Er wäre gern Kanzler, doch ein Forscher sagt: „Die Union hat ein Merz-Problem“
Es sei sehr wahrscheinlich, dass Unionskandidat Merz der nächste deutsche Bundeskanzler wird, sagt Wahlforscher Matthias Jung. Doch er sieht auch Schwächen – und gute Chancen für die Grünen.
Der Wahlforscher Matthias Jung attestiert Unionskanzlerkandidat Friedrich Merz mit Blick auf die geplante Bundestagswahl Schwächen, die seinen Erfolg gefährden könnten.

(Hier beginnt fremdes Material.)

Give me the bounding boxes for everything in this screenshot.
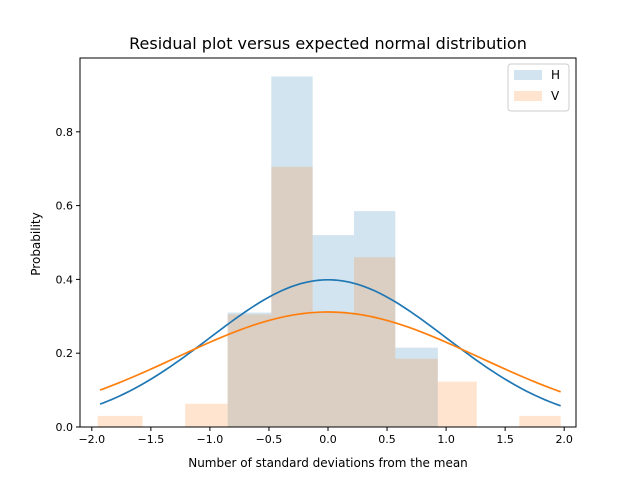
x-axis-label: Number of standard deviations from the m… xyxy=(188,456,468,470)
y-tick-label: 0.4 xyxy=(56,273,74,286)
legend-swatch-h xyxy=(514,70,542,80)
normal-curve-v xyxy=(99,311,561,393)
y-axis-label: Probability xyxy=(29,212,43,275)
histogram-bar xyxy=(437,381,477,427)
x-tick-label: −0.5 xyxy=(256,433,283,446)
legend-label-h: H xyxy=(551,68,560,82)
histogram-bar xyxy=(97,415,143,427)
histogram-bar xyxy=(353,211,396,427)
histogram-v xyxy=(97,166,561,428)
histogram-bar xyxy=(395,358,438,427)
histogram-bar xyxy=(353,257,396,427)
plot-area: −2.0 −1.5 −1.0 −0.5 0.0 0.5 1.0 1.5 2.0 0.0 0.2 0.4… xyxy=(56,57,577,446)
x-tick-label: 2.0 xyxy=(555,433,573,446)
chart-title: Residual plot versus expected normal dis… xyxy=(129,34,527,53)
histogram-bar xyxy=(312,235,354,427)
histogram-bar xyxy=(271,76,313,427)
histogram-bar xyxy=(312,312,354,427)
x-tick-label: 0.0 xyxy=(319,433,337,446)
x-tick-label: −1.0 xyxy=(197,433,224,446)
histogram-h xyxy=(227,76,438,427)
legend-label-v: V xyxy=(551,89,560,103)
histogram-bar xyxy=(519,415,561,427)
x-tick-label: −1.5 xyxy=(137,433,164,446)
histogram-bar xyxy=(271,166,313,428)
legend-swatch-v xyxy=(514,91,542,101)
x-tick-label: −2.0 xyxy=(78,433,105,446)
legend-box xyxy=(507,63,570,112)
x-tick-label: 1.5 xyxy=(496,433,514,446)
y-tick-label: 0.0 xyxy=(56,421,74,434)
x-tick-label: 0.5 xyxy=(378,433,396,446)
y-tick-label: 0.8 xyxy=(56,126,74,139)
y-tick-label: 0.6 xyxy=(56,200,74,213)
histogram-bar xyxy=(185,403,228,427)
y-tick-label: 0.2 xyxy=(56,347,74,360)
normal-curve-h xyxy=(99,278,561,407)
histogram-bar xyxy=(227,314,272,427)
x-tick-label: 1.0 xyxy=(437,433,455,446)
histogram-bar xyxy=(395,347,438,427)
legend: HV xyxy=(507,63,570,112)
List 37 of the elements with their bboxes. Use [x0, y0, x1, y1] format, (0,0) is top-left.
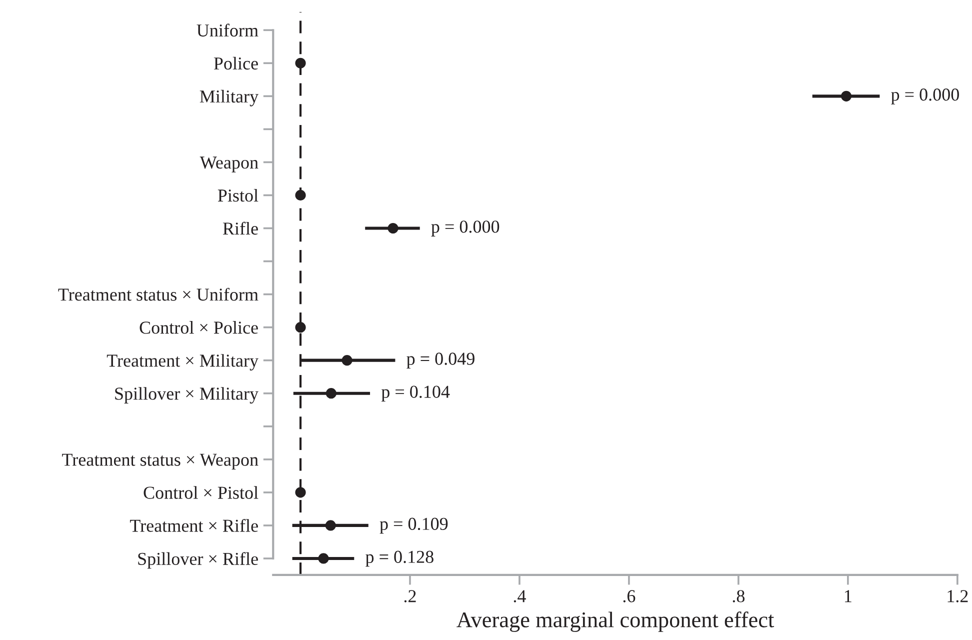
y-tick-label: Control × Police: [140, 321, 258, 334]
point: [295, 487, 306, 498]
y-tick-label: Rifle: [222, 222, 258, 235]
y-tick-label: Treatment × Rifle: [130, 518, 258, 532]
point: [318, 553, 329, 564]
annotation: p = 0.049: [406, 352, 474, 369]
point: [295, 322, 306, 333]
y-tick-label: Treatment status × Uniform: [58, 288, 258, 301]
y-tick-label: Control × Pistol: [144, 486, 258, 499]
y-tick-label: Weapon: [200, 156, 258, 172]
y-tick-label: Spillover × Rifle: [138, 552, 258, 569]
point: [295, 190, 306, 201]
y-tick-label: Spillover × Military: [115, 387, 258, 404]
x-tick-label: 1: [845, 590, 852, 602]
point: [342, 355, 352, 366]
annotation: p = 0.000: [891, 88, 959, 104]
y-tick-label: Military: [200, 90, 258, 106]
x-axis-title: Average marginal component effect: [456, 611, 774, 632]
y-tick-label: Police: [214, 56, 258, 70]
annotation: p = 0.104: [381, 386, 450, 402]
annotation: p = 0.128: [366, 550, 434, 567]
annotation: p = 0.109: [380, 518, 448, 534]
point: [326, 388, 336, 399]
x-tick-label: .8: [732, 590, 745, 602]
point: [295, 58, 306, 68]
y-tick-label: Treatment × Military: [106, 354, 258, 370]
y-tick-label: Uniform: [196, 24, 258, 37]
x-tick-label: 1.2: [948, 590, 968, 602]
y-tick-label: Treatment status × Weapon: [62, 454, 258, 470]
x-tick-label: .4: [514, 590, 526, 602]
point: [325, 520, 336, 531]
x-tick-label: .6: [623, 590, 636, 602]
x-tick-label: .2: [404, 590, 416, 602]
annotation: p = 0.000: [431, 220, 500, 236]
point: [388, 222, 398, 234]
y-tick-label: Pistol: [218, 188, 258, 202]
point: [840, 90, 852, 102]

Merz habe in der Bevölkerung nur ein „mäßiges Image“, zu dem er selbst viel beigetragen habe und das ihm eine breite Unterstützung erschwere, sagte das Vorstandsmitglied der Forschungsgruppe Wahlen dem „Tagesspiegel“.

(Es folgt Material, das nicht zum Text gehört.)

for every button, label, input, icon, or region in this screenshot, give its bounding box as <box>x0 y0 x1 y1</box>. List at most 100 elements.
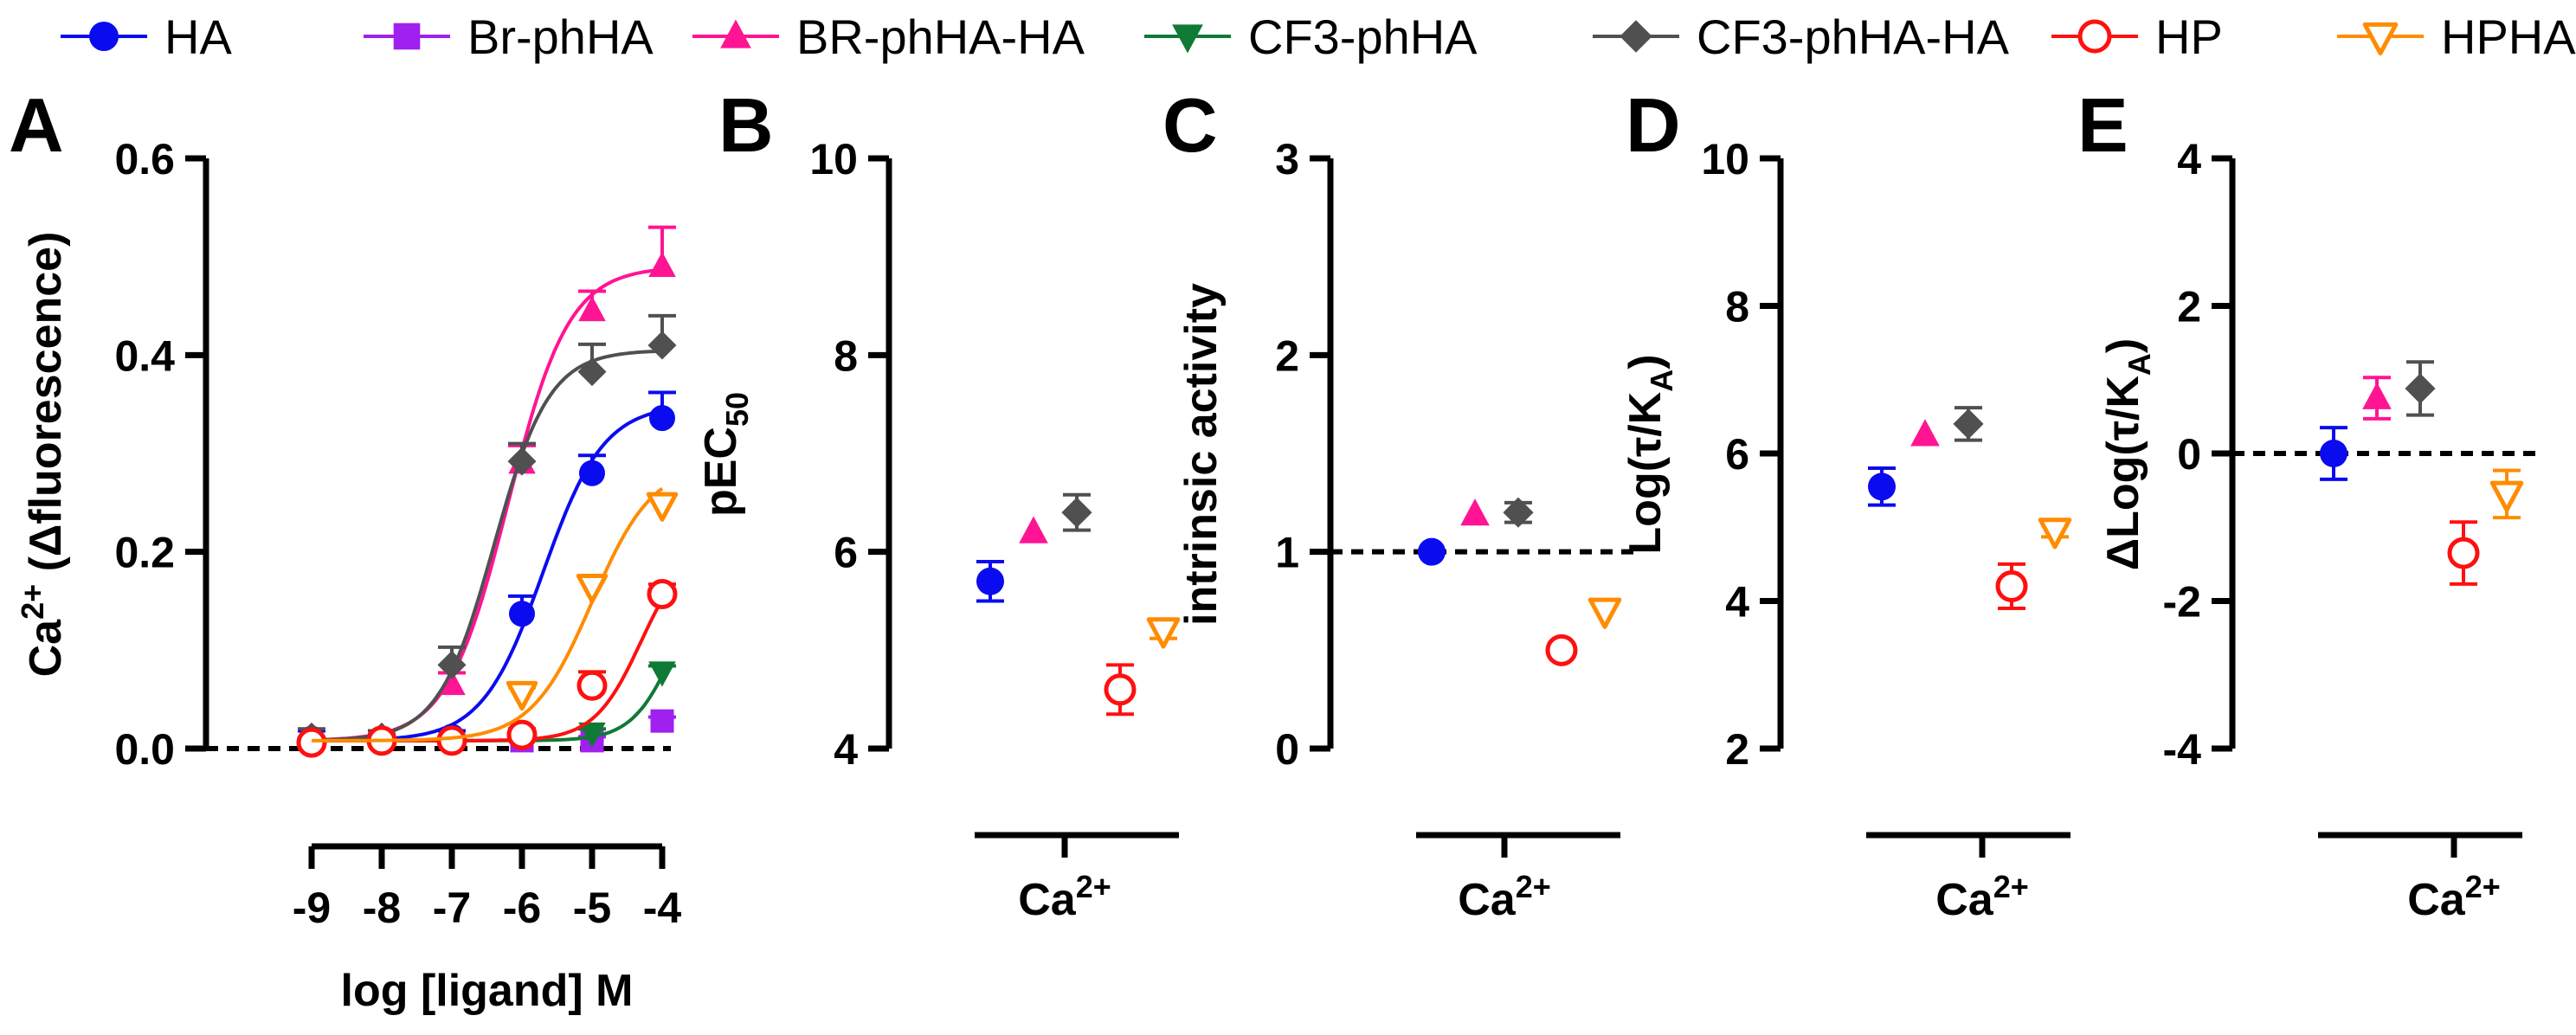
data-point <box>436 725 467 756</box>
data-point-HP <box>1545 633 1578 666</box>
y-tick-label: 0.0 <box>114 725 175 774</box>
legend-label: CF3-phHA <box>1248 10 1478 64</box>
y-tick-label: 10 <box>809 135 858 183</box>
y-axis-title-main: intrinsic activity <box>1176 283 1227 626</box>
legend-label: CF3-phHA-HA <box>1697 10 2010 64</box>
fit-curve <box>311 349 663 742</box>
y-axis-title-sup: 2+ <box>15 584 50 620</box>
data-point <box>506 719 538 750</box>
legend-label: Br-phHA <box>467 10 654 64</box>
y-tick-label: 0.2 <box>114 529 175 577</box>
x-tick-label: -4 <box>643 884 682 932</box>
legend-marker <box>2077 19 2112 54</box>
category-label-sup: 2+ <box>1516 869 1551 904</box>
category-label-sup: 2+ <box>1076 869 1111 904</box>
y-axis-title: ΔLog(τ/KA) <box>2098 338 2157 571</box>
y-tick-label: 3 <box>1275 135 1299 183</box>
panel-e: E -4 -2 0 2 4 ΔLog(τ/KA) Ca2+ <box>2077 82 2543 925</box>
data-point-HA <box>1868 472 1896 501</box>
y-axis-title-main: ΔLog(τ/K <box>2098 376 2148 571</box>
y-tick-label: 8 <box>834 331 858 380</box>
y-tick-label: 0.4 <box>114 331 175 380</box>
data-point <box>507 447 537 476</box>
data-point-HPHA <box>2489 480 2524 512</box>
data-point <box>648 661 676 687</box>
y-tick-label: 6 <box>834 529 858 577</box>
legend-entry: CF3-phHA <box>1144 10 1478 64</box>
category-label-main: Ca <box>1935 875 1994 925</box>
legend-marker <box>393 22 421 50</box>
data-point <box>578 295 606 322</box>
category-label-main: Ca <box>1018 875 1077 925</box>
legend-entry: BR-phHA-HA <box>692 10 1085 64</box>
category-label-main: Ca <box>2407 875 2466 925</box>
panel-d: D 2 4 6 8 10 Log(τ/KA) Ca2+ <box>1620 82 2072 925</box>
y-tick-label: 4 <box>2177 135 2201 183</box>
legend-marker <box>1620 20 1652 53</box>
y-axis-title: intrinsic activity <box>1176 283 1227 626</box>
data-point <box>649 405 675 432</box>
x-tick-label: -6 <box>503 884 541 932</box>
category-label-main: Ca <box>1458 875 1517 925</box>
data-point <box>650 709 674 733</box>
category-label: Ca2+ <box>2407 869 2501 925</box>
fit-curve <box>312 267 663 742</box>
y-axis-title: Log(τ/KA) <box>1620 354 1679 554</box>
data-point-CF3phHAHA <box>1061 497 1092 528</box>
data-point-HA <box>976 567 1004 595</box>
data-point-BRphHAHA <box>1910 419 1940 447</box>
data-point-CF3phHAHA <box>2405 373 2436 404</box>
y-tick-label: 4 <box>1725 578 1749 627</box>
data-point-CF3phHAHA <box>1503 497 1534 528</box>
category-label: Ca2+ <box>1018 869 1111 925</box>
y-tick-label: 2 <box>1725 725 1749 774</box>
y-axis-title-rest: (Δfluorescence) <box>21 232 71 584</box>
data-point <box>509 601 535 627</box>
category-label-sup: 2+ <box>2465 869 2501 904</box>
data-point-HP <box>2447 537 2480 569</box>
panel-letter: B <box>718 82 774 168</box>
x-tick-label: -7 <box>433 884 471 932</box>
y-axis-title-rest: ) <box>2098 338 2148 353</box>
y-tick-label: 0 <box>2177 430 2201 479</box>
panel-b: B 4 6 8 10 pEC50 Ca2+ <box>696 82 1181 925</box>
y-axis-title-main: Ca <box>21 619 71 678</box>
legend-label: HA <box>164 10 232 64</box>
data-point-HP <box>1104 673 1137 706</box>
series-BRphHAHA <box>312 225 676 742</box>
y-tick-label: -4 <box>2163 725 2202 774</box>
legend-marker <box>2362 22 2399 56</box>
data-point <box>438 669 466 696</box>
x-tick-label: -8 <box>363 884 401 932</box>
data-point-CF3phHAHA <box>1953 408 1984 440</box>
fit-curve <box>312 598 664 742</box>
panel-letter: A <box>9 82 64 168</box>
category-label-sup: 2+ <box>1993 869 2029 904</box>
y-axis-title-main: pEC <box>696 427 746 517</box>
y-tick-label: 10 <box>1701 135 1749 183</box>
y-tick-label: 4 <box>834 725 858 774</box>
data-point-BRphHAHA <box>2362 382 2392 409</box>
legend-entry: Br-phHA <box>364 10 654 64</box>
data-point <box>437 650 467 679</box>
y-axis-title-sub: 50 <box>719 392 755 427</box>
panel-letter: D <box>1626 82 1681 168</box>
x-tick-label: -5 <box>573 884 611 932</box>
data-point <box>648 251 676 278</box>
panel-c: C 0 1 2 3 intrinsic activity Ca2+ <box>1162 82 1641 925</box>
y-axis-title-sub: A <box>1644 370 1679 392</box>
y-tick-label: -2 <box>2163 578 2201 627</box>
y-tick-label: 0 <box>1275 725 1299 774</box>
data-point <box>576 670 608 701</box>
data-point <box>647 579 678 610</box>
legend-entry: HP <box>2051 10 2223 64</box>
data-point-BRphHAHA <box>1019 516 1048 543</box>
x-axis-title: log [ligand] M <box>341 966 634 1016</box>
y-axis-title: pEC50 <box>696 392 755 517</box>
legend-label: BR-phHA-HA <box>796 10 1085 64</box>
category-label: Ca2+ <box>1935 869 2029 925</box>
data-point-HA <box>2320 440 2347 467</box>
legend-entry: HA <box>61 10 232 64</box>
panel-letter: E <box>2077 82 2128 168</box>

Merz habe sich „pointiert konservativ und wirtschaftsliberal positioniert, anstatt die gesamte Klaviatur der Union zu bespielen“. Die Union habe durch diese programmatische Einengung ein „Merz-Problem“, sagte Jung.
Experte sieht Unbeliebtheit bei allen Kandidaten
Jung verwies außerdem auf „eine gewisse Unbeherrschtheit“, die der Kandidat Merz mit sich bringe. „Das ist eine Gefahr für ihn selbst und damit für die Erfolgsaussichten der Union.“ Insgesamt rechnet der Experte Merz aber gute Chancen zu, nach der für Februar 2025 geplanten Wahl der nächste deutsche Bundeskanzler zu werden. „Die Wahrscheinlichkeit, dass Merz Bundeskanzler wird, ist recht hoch“, sagte er.

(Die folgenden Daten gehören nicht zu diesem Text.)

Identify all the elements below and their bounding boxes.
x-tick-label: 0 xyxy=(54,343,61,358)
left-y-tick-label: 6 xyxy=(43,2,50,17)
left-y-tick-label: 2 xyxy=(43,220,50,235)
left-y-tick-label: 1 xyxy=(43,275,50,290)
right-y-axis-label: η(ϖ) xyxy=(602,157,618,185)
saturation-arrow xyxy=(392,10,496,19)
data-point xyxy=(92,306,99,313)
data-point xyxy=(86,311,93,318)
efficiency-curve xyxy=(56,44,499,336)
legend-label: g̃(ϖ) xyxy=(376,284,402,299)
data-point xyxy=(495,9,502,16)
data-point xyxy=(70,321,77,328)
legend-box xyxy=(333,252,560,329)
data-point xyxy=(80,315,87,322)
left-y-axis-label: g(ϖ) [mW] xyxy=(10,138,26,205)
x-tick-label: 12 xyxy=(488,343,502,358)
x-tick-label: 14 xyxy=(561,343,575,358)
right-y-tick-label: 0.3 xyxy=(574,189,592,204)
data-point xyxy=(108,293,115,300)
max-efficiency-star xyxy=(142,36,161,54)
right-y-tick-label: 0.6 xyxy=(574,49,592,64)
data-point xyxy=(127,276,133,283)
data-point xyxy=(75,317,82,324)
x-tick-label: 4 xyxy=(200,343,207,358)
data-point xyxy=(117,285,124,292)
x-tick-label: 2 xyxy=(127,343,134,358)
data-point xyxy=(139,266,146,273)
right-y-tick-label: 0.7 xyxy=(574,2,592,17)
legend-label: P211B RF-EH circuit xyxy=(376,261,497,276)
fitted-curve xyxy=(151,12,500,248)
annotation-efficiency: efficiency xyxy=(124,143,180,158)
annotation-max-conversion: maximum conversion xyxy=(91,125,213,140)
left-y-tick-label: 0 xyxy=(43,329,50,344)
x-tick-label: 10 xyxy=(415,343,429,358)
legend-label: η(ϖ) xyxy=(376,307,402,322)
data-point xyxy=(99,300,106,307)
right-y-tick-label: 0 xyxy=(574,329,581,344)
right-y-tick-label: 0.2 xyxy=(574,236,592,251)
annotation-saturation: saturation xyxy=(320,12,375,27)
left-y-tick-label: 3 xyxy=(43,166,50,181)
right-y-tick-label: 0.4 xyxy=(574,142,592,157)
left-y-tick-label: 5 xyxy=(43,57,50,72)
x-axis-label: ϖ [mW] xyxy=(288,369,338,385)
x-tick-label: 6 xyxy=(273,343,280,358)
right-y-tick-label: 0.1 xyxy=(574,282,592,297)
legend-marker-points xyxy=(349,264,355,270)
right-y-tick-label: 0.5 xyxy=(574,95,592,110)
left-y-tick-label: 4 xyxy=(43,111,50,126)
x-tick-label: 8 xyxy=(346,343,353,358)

Zu den Chancen des amtierenden Kanzlers Olaf Scholz (SPD) äußerte sich Jung weniger optimistisch. Auf die Frage, ob es realistisch sei, dass Scholz wie im Wahlkampf 2021 auf den letzten Metern noch eine Aufholjagd hinlegen könnte, sagte Jung: „Es gibt keinen Grund dafür, dass sich eine spezielle Entwicklung eines einzelnen Wahlkampfes wiederholen lässt.“
Schon 2021 habe Scholz keine „massive Zustimmung“ in der Bevölkerung genossen. Nur die beiden Mitbewerber hätten noch weniger punkten können. Auch für 2025 rechne er wegen der Unbeliebtheit, die er bei allen Kanzlerkandidaten sehe, mit einem Ergebnis des „vermeintlich kleineren Übels“, sagte Jung.
Wahlforscher sieht gute Chancen für Habeck
Von dieser Ausgangslage könne am ehesten noch der Grünen-Kandidat Robert Habeck profitieren. „Bürgerliche Wähler, die sich weder als konservativ noch als links sehen, könnten sich für Habeck und sich relativ mittig präsentierende Grünen entscheiden.“ Derzeit seien die Grünen zwar für viele rechte Wähler „der Buhmann“. Bei Mitte-Wählern habe die Partei aber großes Potenzial. Die Mobilisierung gegen die Grünen ist aus seiner Sicht „ausgereizt“.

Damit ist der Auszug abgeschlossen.